On Being Ted Mosby

If you’ve never seen How I Met Your Mother, you should go watch it. Like, ASAP. It made me laugh, made me cry, and made me realize a lot about myself as a person.

For those of you unfamiliar with the show, it centers around a guy named Ted and his interactions with his four best friends. I’m not really good with explaining TV shows, so you should either watch it or Google it for any information beyond that.

Ted is somewhat obsessed with finding his soulmate. He bounces from girl to girl throughout the episodes, sure every time that he has found his future wife. As the show progresses, everyone else is happy and he… isn’t.

I’m afraid that I’m becoming Ted Mosby.

I’m not even twenty and I’m already terrified that I’m just not going to find my person. I feel like I bounce from relationship to relationship because I’m trying to find something perfect that isn’t going to exist for me for a while. And I don’t know how to stop.

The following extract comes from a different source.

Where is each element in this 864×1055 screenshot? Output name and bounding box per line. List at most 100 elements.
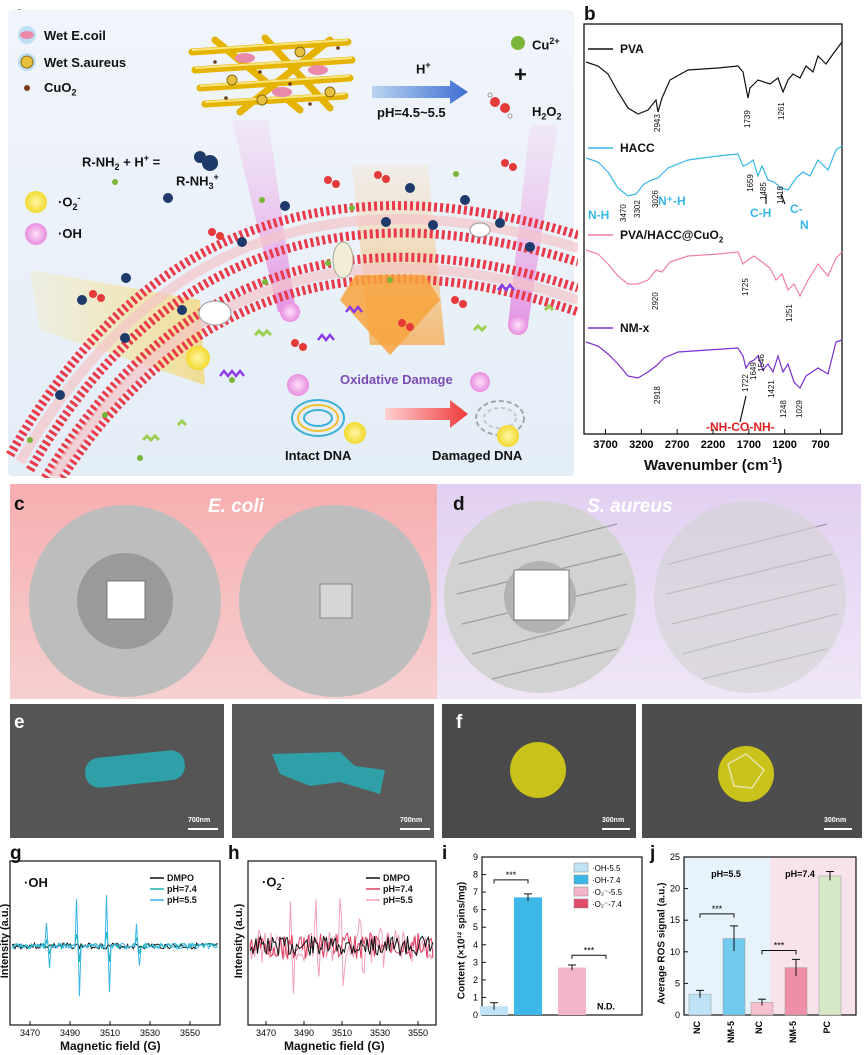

Well, kind of. I think I’m going to take a break from dating for a while. I deserve it.

The thing is, these women don’t really change Ted that much. He’s a fully formed person. I’ve changed a lot in a year but it’s not boys that change me. I am myself and I am proud of who I am as a person. I don’t want anyone to change me. I just want someone who compliments me.

I know that this all sounds completely ridiculous because I’m young. But why does it have to? Why can’t I be a career and goal driven woman that also wants to settle down young? Why can’t I want to be happy with someone else? Why does everyone tell me that I’m rushing my life when I already know what I want?

I suppose that I really do sound like Ted Mosby right now, and that he annoys a lot of people. I’m especially frustrated because someone called me a “perpetual girlfriend” the other day and I don’t think that’s a fair term. I choose who I am. I choose who I date. I choose not to do casual hook-ups, but committed relationships. I’m writing my own story – but I don’t want to write alone anymore.

Sorry I’m ranting. I swear that this had a lot more direction when I was writing it in my head. Either way, I’m Ted Mosby right now and I want to be Lily Aldrin. I suppose that I should just be more patient.